しかしいきなりこういう事を言われてはいそうですかと従うのは無理で、1957(昭和32)年にまず1案を発動。急遽合併協議会が立ち上げられたが、本庁舎を野市町に決定するのが精一杯。焦った(と各市町村史などの公式記録に明記してある)高知県は1958(昭和33)年9月に2案を発動、夜須町・香我美町・赤岡町・吉川村は合併やむなしで態度を決めた。ところが野市町が町議会においてこの合併案を敢然と拒否、当時の記録では明け方まで議会が紛糾したが結局単独自立を採択したとある。野市町はこの時点で3の発動を覚悟していたようだが、他の町村にとってはまさに寝耳に水といった案配であった。このためこの問題はさらに紛糾したが結局さすがにそれ以上の強硬手段はとれずにこの合併案は立ち消えとなった。実際のところ、各町村とも直前の合併で苦労をしており、そのほとぼりも冷めぬうちの新たな合併はあまりにも性急だったようだ。

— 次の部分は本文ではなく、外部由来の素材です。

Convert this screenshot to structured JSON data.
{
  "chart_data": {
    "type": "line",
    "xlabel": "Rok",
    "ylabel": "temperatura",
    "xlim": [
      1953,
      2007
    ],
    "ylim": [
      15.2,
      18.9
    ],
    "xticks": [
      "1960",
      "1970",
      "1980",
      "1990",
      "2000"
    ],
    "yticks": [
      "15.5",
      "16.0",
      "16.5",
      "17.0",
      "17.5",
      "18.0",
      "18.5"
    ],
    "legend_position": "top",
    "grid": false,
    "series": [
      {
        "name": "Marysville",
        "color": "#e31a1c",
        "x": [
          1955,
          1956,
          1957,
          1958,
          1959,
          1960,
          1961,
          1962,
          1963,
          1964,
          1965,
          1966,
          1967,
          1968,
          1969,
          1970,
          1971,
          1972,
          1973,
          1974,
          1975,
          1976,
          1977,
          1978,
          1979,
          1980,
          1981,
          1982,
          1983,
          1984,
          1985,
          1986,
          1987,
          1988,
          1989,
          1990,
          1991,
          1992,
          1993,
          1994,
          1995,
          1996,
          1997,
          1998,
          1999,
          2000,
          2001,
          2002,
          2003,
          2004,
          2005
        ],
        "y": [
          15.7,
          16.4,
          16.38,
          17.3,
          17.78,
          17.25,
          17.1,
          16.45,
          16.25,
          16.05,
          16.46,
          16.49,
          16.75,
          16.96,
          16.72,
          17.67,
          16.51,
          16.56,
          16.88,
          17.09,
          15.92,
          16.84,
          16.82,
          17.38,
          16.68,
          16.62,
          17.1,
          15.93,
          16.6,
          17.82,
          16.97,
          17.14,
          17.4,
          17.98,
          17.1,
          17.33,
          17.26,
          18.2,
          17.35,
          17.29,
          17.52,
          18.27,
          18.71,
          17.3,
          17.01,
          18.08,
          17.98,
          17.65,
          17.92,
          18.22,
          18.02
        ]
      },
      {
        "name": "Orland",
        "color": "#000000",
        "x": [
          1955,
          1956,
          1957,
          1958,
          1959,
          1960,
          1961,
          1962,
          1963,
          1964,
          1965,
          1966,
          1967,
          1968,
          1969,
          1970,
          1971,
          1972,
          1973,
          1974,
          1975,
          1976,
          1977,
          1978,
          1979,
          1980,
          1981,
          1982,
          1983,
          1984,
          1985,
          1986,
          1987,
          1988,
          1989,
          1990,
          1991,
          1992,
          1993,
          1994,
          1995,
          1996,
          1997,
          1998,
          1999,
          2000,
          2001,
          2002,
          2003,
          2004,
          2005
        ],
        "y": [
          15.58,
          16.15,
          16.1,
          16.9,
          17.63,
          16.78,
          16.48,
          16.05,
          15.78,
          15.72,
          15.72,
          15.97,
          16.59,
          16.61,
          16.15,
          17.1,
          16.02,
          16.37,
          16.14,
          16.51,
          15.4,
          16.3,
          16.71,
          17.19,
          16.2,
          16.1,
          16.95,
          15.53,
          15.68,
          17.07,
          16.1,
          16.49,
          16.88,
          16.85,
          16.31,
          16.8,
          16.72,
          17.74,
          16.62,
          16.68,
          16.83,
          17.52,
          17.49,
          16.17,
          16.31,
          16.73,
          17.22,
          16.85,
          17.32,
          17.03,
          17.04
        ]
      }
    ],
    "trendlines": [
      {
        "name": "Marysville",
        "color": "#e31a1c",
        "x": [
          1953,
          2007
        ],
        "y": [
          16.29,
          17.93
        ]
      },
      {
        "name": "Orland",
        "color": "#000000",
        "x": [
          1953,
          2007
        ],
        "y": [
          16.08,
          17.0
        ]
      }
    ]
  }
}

何故に高知県がこのような強攻策を打ち出したかというと、昭和の大合併が思惑ほど進まないため国からの圧力があったのではないかと思われる。終戦直後1市169町村だった高知県内の自治体を6市36町村まで減らすのが当初の予定であった。ところが1954(昭和29)年の段階で6市83町村でしか話がまとまらず、他の市町村への見せしめという意味があったのではなかろうか。最終的に昭和の大合併は9市44町村まで落ち着いたのだが、さすがに財政支援の打ち切りまではできなかっただろう。